L'erreur relationnelle la plus courante : ne pas établir le distinguo auprès de la famille entre l’état de conscience et celui d’inconscience.

Ce dernier problème est un aspect crucial de la prise en charge.

Nous devons en effet tout d'abord procéder à une extrapolation de situations connues pour juger du confort respiratoire de notre patient.

Schématiquement, trois situations à expliquer à la famille du patient :

- le malade est d'évidence inconscient, plongé dans un coma profond. La probabilité d'un vécu pénible nous semble nulle.

- le malade est d'évidence conscient, en tous cas réactif : la pénibilité d'une respiration difficile est quasi-certaine. Peut-être suffit-il de l'interroger sur ce point ?

- enfin, la situation la plus difficile : le malade n'est pas plongé dans un coma profond. Il réagit à la stimulation tactile. Alors, il nous semble légitime, face à une situation potentielle d'inconfort, de l'amener à ne pas vivre péniblement ce moment, y compris par la sédation si les autres moyens ont échoué.

Dans tous les cas, la souffrance de la famille du patient est une grand souci lorsque l'inconfort respiratoire est réel ou même simplement supposé.

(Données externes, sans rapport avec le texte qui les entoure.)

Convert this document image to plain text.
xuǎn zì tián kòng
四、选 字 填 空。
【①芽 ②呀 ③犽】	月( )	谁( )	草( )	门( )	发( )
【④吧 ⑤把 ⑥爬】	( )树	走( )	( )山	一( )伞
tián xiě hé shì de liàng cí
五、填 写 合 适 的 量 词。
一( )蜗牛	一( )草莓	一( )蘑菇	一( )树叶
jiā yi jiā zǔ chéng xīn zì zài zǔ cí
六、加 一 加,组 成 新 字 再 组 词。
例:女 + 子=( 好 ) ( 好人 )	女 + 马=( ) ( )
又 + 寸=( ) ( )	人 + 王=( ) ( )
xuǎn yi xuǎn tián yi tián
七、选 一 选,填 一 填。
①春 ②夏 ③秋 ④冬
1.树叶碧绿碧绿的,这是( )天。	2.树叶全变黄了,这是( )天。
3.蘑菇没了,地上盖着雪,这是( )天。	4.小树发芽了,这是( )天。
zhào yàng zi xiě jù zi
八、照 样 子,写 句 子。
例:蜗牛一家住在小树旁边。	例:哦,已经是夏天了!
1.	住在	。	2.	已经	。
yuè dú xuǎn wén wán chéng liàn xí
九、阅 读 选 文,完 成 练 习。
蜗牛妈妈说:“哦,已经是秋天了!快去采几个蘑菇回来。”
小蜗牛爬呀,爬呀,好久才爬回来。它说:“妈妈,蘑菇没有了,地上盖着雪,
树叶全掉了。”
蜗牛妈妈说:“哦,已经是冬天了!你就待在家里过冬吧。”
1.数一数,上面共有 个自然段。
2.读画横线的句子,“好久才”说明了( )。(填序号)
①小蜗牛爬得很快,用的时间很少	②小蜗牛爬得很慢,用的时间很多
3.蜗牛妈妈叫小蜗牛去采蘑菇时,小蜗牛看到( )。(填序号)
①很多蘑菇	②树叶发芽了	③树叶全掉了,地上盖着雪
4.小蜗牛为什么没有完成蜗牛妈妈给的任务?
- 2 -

Remarque : une respiration lente ou bien avec des pauses, pourvu quelle soit perméable, sans bronchospasme ni encombrement, n'est jamais pénible.

Conclusion

Les difficultés respiratoires en fin de vie représentent en fréquence et en intensité, le principal problème rencontré en Soins de Longue Durée. Nous n'avons pas dit notre dernier mot. Nous souhaitons qu'il en soit de même pour notre lecteur.

Enfin, on pourra se rapporter au protocole proposé comme base de conduite à tenir dans notre service dans cette situation.